Prepping With Children: Post Collapse Schooling

Prepping With Children: Post Collapse Schooling

( – When the average survivalist discusses a post-collapse environment, they generally migrate toward topics such as food, water, and shelter. After all, these are the basic necessities of survival in a post-SHTF world. But what happens once these needs are met?

If the world is ever to be rebuilt from the ashes, the next generation will need an education.

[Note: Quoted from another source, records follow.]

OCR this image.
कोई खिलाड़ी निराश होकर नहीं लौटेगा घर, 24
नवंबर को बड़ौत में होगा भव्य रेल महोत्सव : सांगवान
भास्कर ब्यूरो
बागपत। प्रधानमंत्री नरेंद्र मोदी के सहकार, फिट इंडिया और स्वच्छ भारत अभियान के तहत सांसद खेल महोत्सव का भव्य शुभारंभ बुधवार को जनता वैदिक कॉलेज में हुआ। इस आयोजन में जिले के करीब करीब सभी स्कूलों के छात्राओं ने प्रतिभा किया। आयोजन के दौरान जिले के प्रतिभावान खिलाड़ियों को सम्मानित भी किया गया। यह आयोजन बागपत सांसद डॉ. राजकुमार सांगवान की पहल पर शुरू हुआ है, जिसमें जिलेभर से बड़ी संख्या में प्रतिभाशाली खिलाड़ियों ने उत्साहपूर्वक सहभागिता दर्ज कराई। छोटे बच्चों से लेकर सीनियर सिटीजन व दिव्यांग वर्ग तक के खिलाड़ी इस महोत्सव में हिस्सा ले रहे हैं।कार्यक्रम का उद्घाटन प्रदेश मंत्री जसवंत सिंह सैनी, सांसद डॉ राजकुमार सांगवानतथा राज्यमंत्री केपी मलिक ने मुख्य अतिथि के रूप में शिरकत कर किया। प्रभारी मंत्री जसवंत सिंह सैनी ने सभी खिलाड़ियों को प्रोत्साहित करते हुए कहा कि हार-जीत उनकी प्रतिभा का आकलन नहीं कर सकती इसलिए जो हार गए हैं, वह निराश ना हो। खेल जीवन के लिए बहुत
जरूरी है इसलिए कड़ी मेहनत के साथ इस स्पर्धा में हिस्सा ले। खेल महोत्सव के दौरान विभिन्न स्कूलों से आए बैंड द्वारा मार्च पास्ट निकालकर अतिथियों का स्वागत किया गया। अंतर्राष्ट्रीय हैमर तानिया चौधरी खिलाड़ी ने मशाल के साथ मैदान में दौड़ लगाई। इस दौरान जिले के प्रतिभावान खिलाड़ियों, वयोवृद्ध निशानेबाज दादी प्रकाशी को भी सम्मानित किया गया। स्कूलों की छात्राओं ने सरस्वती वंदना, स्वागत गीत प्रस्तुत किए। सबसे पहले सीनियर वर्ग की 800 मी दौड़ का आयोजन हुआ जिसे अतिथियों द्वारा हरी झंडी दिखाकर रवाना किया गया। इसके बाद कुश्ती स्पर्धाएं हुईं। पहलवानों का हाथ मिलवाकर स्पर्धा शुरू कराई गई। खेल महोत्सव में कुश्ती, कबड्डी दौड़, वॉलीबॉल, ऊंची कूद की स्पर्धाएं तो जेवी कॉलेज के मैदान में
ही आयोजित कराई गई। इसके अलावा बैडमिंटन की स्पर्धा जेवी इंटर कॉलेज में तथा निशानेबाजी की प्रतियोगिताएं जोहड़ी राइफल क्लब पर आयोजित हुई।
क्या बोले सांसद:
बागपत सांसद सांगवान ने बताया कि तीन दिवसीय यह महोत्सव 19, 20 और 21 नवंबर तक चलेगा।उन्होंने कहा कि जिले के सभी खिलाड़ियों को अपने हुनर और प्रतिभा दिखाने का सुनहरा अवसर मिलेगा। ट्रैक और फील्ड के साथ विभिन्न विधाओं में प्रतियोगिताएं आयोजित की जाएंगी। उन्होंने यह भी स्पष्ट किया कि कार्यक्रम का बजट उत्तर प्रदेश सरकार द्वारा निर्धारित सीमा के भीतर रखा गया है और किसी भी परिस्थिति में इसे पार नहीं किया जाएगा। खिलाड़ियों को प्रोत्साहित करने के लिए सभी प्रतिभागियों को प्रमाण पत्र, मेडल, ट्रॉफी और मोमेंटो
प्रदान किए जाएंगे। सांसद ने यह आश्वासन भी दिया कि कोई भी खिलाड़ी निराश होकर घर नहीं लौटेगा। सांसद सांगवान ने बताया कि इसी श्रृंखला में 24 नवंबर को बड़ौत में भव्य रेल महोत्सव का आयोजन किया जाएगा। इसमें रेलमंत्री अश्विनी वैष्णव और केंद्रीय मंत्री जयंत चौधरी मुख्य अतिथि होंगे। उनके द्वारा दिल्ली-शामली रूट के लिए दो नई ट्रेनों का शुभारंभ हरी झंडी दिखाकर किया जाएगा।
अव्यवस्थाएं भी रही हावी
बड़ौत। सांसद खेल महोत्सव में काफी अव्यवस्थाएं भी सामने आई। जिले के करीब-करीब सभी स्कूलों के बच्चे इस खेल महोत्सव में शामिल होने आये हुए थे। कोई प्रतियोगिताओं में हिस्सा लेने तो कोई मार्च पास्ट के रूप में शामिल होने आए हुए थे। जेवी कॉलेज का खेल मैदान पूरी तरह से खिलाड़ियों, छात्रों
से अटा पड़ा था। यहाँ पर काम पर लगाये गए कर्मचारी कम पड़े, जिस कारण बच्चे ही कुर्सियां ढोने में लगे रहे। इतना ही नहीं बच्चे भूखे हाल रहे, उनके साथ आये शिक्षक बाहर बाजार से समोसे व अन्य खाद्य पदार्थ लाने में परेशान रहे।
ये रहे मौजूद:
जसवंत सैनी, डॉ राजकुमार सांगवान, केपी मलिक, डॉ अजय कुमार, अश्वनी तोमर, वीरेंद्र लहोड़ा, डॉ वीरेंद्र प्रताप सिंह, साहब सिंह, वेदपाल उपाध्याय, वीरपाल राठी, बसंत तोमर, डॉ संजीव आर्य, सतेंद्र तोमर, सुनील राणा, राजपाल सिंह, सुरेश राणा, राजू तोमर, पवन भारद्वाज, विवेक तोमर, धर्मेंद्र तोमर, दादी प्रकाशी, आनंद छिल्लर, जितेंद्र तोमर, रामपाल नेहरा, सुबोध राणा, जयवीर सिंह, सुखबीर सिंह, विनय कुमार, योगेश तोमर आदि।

After the world has crumbled, there won’t be public schools to prepare our children for the future. In fact, the world will likely be so different, the standard education of today would be largely inadequate for the new normal. In this scenario, the responsibility of teaching the youth falls upon parents, family, and other survivors who have banded together.

Prepare Now

If you have a family, and even if you do not, a part of your preparation for a “the end of the world as we know it” (TEOTWAWKI) event should include education tools such as books and supplies (writing utensils, paper, etc). If you don’t have children, chances are that, eventually, you will either form a group with survivors who do, or you will have children of your own. Even if neither of these scenarios plays out, you will still have books to keep your mind busy in the downtimes.

Having reference books on hand for topics such as biology, engineering, math, and history could prove useful for you regardless of needing them to educate others. Chances are, you will need such valuable information at some point. Even if you are a jack-of-all-trades, it is nearly impossible to learn everything — or to pass on all you know to your children.

Basic Learning

The basics of schooling post-collapse should be similar to what they were before. Reading, writing, math, science, and history should all be subjects that are taught to children. Not only will this increase their cognitive abilities, but it will also improve the chances of survival for the whole community over time.

The only major change to the traditional curriculum should be the inclusion of survival skills. Public school doesn’t teach our children to build fires, hunt, fish, or disinfect water, but these would be vital skills in this scenario. Meeting the basic needs of survival will be every bit as important to children (if not more important) than traditional education.

Reading and Writing

Reading and writing are arguably the most important traditional subjects that can be passed down in a post-collapse world. When we look at past civilizations, the measuring stick of prosperity generally begins with the development of these skills.

If society is ever to be rebuilt, reading and writing are fundamental abilities that must be passed down. Books will likely survive the collapse, and being able to read them will put the next generation at a great advantage over others who revert back to a nomadic existence. Without these basic skills, a library of information will be useless for anything other than kindling.

The benefits of educating the youth of your survival group cannot be overstated. The old adage states that knowledge is power. In a devastated world, that power will be the difference between life and death.